I was dead excited when cousin Olaf popped up as a match to me, and later to The Tester. At last a clue on my Irish Carroll line. Mary Carroll, below, had died leaving lots of children to mourn her loss and some doggerel was written by her grieving, ancient, widower, a Classics teacher.
I had asked my grandfather some extremely pertinent questions in the 1980s, which were not particularly well received but we didn't get on to grandmother Mary Carroll.
The widower neglected to include where she was from or any personal criteria about her in his rhymed work. But we do know she left lots of children. These have mostly now been rounded up by the genealogy process, and only one will have family. But who was Mary Carroll?
Olaf remains our closest match on this side, so we compare the two 'sisters' stories closely. I am still annoyed that his mother was still alive when I visited USA in 2015 as I normally exploit such biological impossibilities.
Evidence: Mary's father was Denis Carroll farmer (Tipperary Town marriage record)
Margaret's husband was from Doneraile, Cork, Ireland.

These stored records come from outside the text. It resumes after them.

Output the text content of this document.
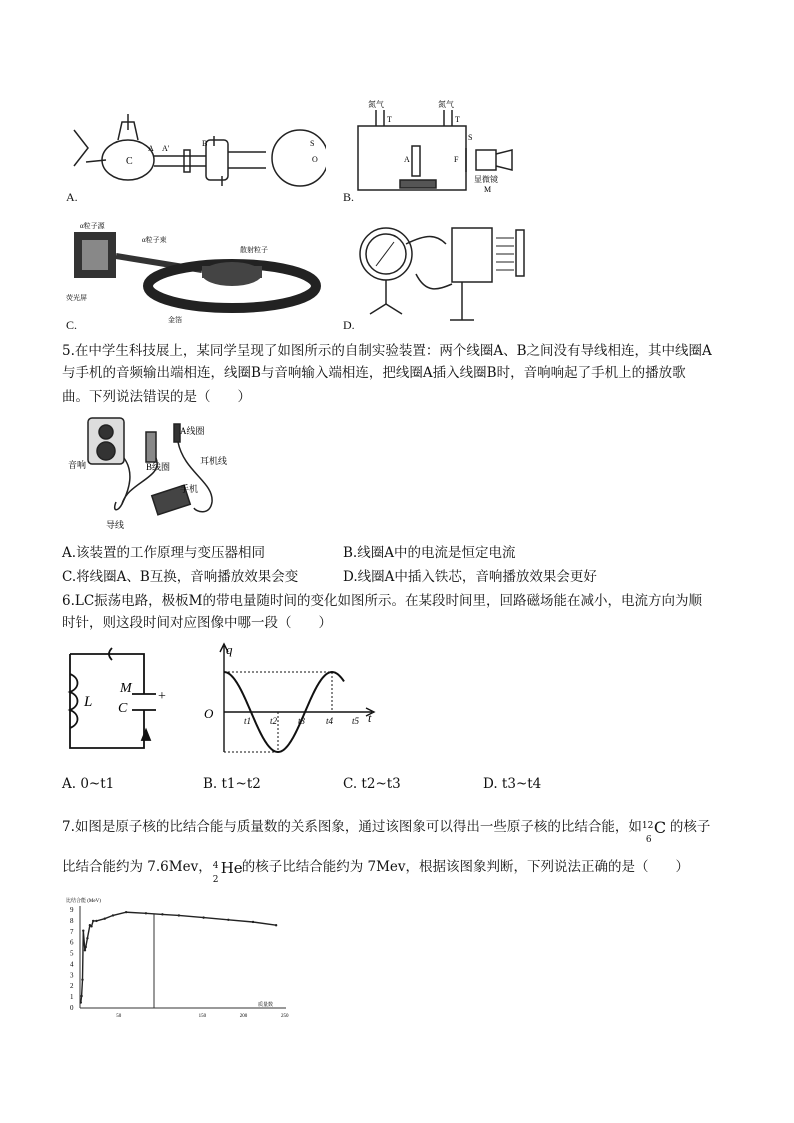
C
A A'
B	S
O
A.
氮气	氮气
T	T
S
A	F
显微镜
M
B.
α粒子源
α粒子束
散射粒子
荧光屏
金箔
C.	D.
5.在中学生科技展上，某同学呈现了如图所示的自制实验装置：两个线圈A、B之间没有导线相连，其中线圈A
与手机的音频输出端相连，线圈B与音响输入端相连，把线圈A插入线圈B时，音响响起了手机上的播放歌
曲。下列说法错误的是（　　）
音响	B线圈
A线圈
耳机线
手机
导线
A.该装置的工作原理与变压器相同	B.线圈A中的电流是恒定电流
C.将线圈A、B互换，音响播放效果会变	D.线圈A中插入铁芯，音响播放效果会更好
6.LC振荡电路，极板M的带电量随时间的变化如图所示。在某段时间里，回路磁场能在减小，电流方向为顺
时针，则这段时间对应图像中哪一段（　　）
L
M
C
+
q
O	t
t1 t2 t3 t4 t5
A. 0~t1	B. t1~t2	C. t2~t3	D. t3~t4
7.如图是原子核的比结合能与质量数的关系图象，通过该图象可以得出一些原子核的比结合能，如 12
6
C 的核子
比结合能约为 7.6Mev， 4
2
He 的核子比结合能约为 7Mev，根据该图象判断，下列说法正确的是（　　）
0
1
2
3
4
5
6
7
8
9
50	150	200	250
比结合能 (MeV)
质量数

We can now see that:
Denis Carroll married in 1840 at Doneraile, Cork to Mary Healy and their daughters included:
Mary Carroll baptised 1843 Doneraile and Margaret Carroll baptised 1845 Doneraile
I am concluding that Mary Carroll ('born 1845 Ireland') was likely the daughter of this couple. But this is all a bit hazy logic and we really need something to lock it all together. Maybe if there was a Healy in the mix?
(There were biographical components which seemed to fit too. The Classics master was revealed with a brother-in-law that had sold books and a nephew that taught. And it seems we just must accept that Margaret produced her youngest child, the only one to have family, at the age of nearly 47. We have photographs but they lend no weight at all in any direction.)
Shared matches
Time marches on and we can see that both Lynette and Martin appear as shared matches to both The Tester and Olaf. Could they belong to my Carroll line as well? I do hope so. But how?
I spotted that Lynette's unlinked tree was fairly basic. In particular a recent forebear had very little information concerning them. So I CLICKED on the fabled 'search on Ancestry' button, one that I am now thoroughly recommending.
Suddenly we have gone from darkness to light:
And if you look closely you can see, voila!, a Healy. The resulting family tree looks like this:The witness at the 1840 marriage of my (to-be-confirmed) Mary Healy was a Patrick Healy, so it is not impossible that the chap on the tree was her nephew or even a much younger brother.
I like the Healy connection as it adds weight to our previously flimsy Doneraile connection. I haven't combed through all the other testing sites, nor voraciously hunted down DNA segments from the distant past. I did attempt to cluster all my Irish matches - but irritatingly, what should have been two (or more) separate clusters from different parts of the Kingdom of Munster started to merge into one, so I abandoned that exercise fairly swiftly too.
It is commonly cited that Irish folk (e)migrate first and marry later. I wish it were otherwise but in effect all three of our protagonists have done exactly that from Doneraile: Mary to Tipperary Town (not a long way), Margaret to Boston (which is further) and Patrick seemingly to Virginia.
It really was a one-click wonder one morning when I idled around Lynette's DNA that gave us our answer to 'who are you Mary Carroll?'.
Note: As to the immediate discrepancy between Olaf's results (54cM shared) and Lynette's results (46cM shared), despite Lynette being apparently one or more generations remoter... this is likely a function of the fact that Patrick Healy (c 1837) has considerably more descendants than the two Carroll sisters put together. And the DNA-matching exercise allows the person who shares the most to 'bubble' to the top of the list. The Carroll sisters' offspring is a much smaller pool, so the chances of a top-matching 3rd cousin cousin are slimmer when fishing in that pool.